Alain Krivine: «68 a ouvert le champ des possibles»
ANNIVERSAIRE Le Gymnase de Beaulieu à Lausanne accueillait vendredi l’une des chevilles ouvrières du mouvement Mai 68, Alain Krivine, à l’occasion du cinquantenaire
Cinquante ans après, la fascination des jeunes pour Mai 68 semble toujours opérer. Vendredi, 250 étudiants et leurs enseignants du Gymnase de Beaulieu à Lausanne étaient mobilisés pour une journée de réflexions et de débats autour du mouvement historique. Alain Krivine, le leader étudiant des années 1960, fondateur de la Ligue communiste révolutionnaire française, était l’invité phare de l’événement et fut longuement applaudi par les étudiants.
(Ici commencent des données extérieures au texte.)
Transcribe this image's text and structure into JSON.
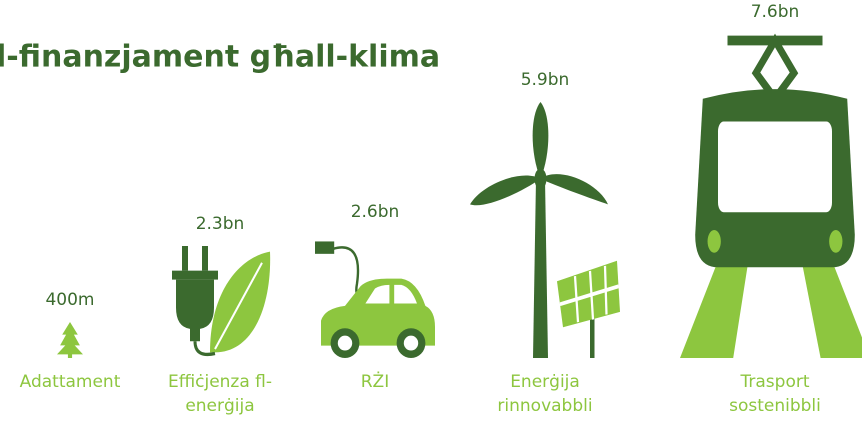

Ce militant de la première heure a ainsi commencé par capter son auditoire: «Pourquoi parleton aujourd’hui de Mai 68? Parce qu’on est à la veille d’une nouvelle révolte sociale. A l’époque, dix millions de grévistes plantaient leurs drapeaux rouges sur les usines, c’était du jamais vu! Actuellement, on assiste au développement d’une fronde anticapitaliste, au commencement d’une coordination des luttes, ouvrières, étudiantes, féministes, qui peut donner quelque chose. Car s’il y a bien quelque chose que Mai 68 m’a appris, c’est que personne ne peut jamais rien prévoir.»
La mère de tous les mouvements
Il décrit la rue à Paris, à l’époque. «Du jour au lendemain, les gens se sont métamorphosés. Il n’y avait plus ni métro, ni boulot, ni dodo. Tout le monde se parlait, quelles que soient les origines, les classes sociales. Je n’ai plus jamais vécu cela depuis. Ce n’était pas une révolution, mais un mouvement social: on ne savait pas où ça allait, simplement que ça n’allait pas.»
Alain Krivine compare la situation d’époque avec aujourd’hui et espère que débute un nouveau Mai 18. Il salue la révolte féministe postWeinstein: pour lui, tous les mouvements féministes, LGBT, écologiques, sont nés de Mai 68. «Aujourd’hui, les étudiants sont plus nombreux, le prolétariat aussi.» L’homme regrette seulement que les travailleurs ne soient pas plus unis, et qu’ils ne croient plus aux luttes.
Des gymnasiens, passionnés, prennent la parole. L’un d’eux lance: «Quel serait votre idéal communiste?» «Je ne me présente plus comme communiste parce que les gens ne savent pas ce que c’est. Etre dans la lutte. Voilà ce qui m’intéresse. On peut se passer de l’Etat, il nous faut arriver à une autogestion: que des conseils ouvriers dirigent les sociétés. Pour l’instant on n’a pas de solution, tous ceux qui ont essayé, Syriza, Podemos, Nuit Debout, ont échoué. On trouvera.»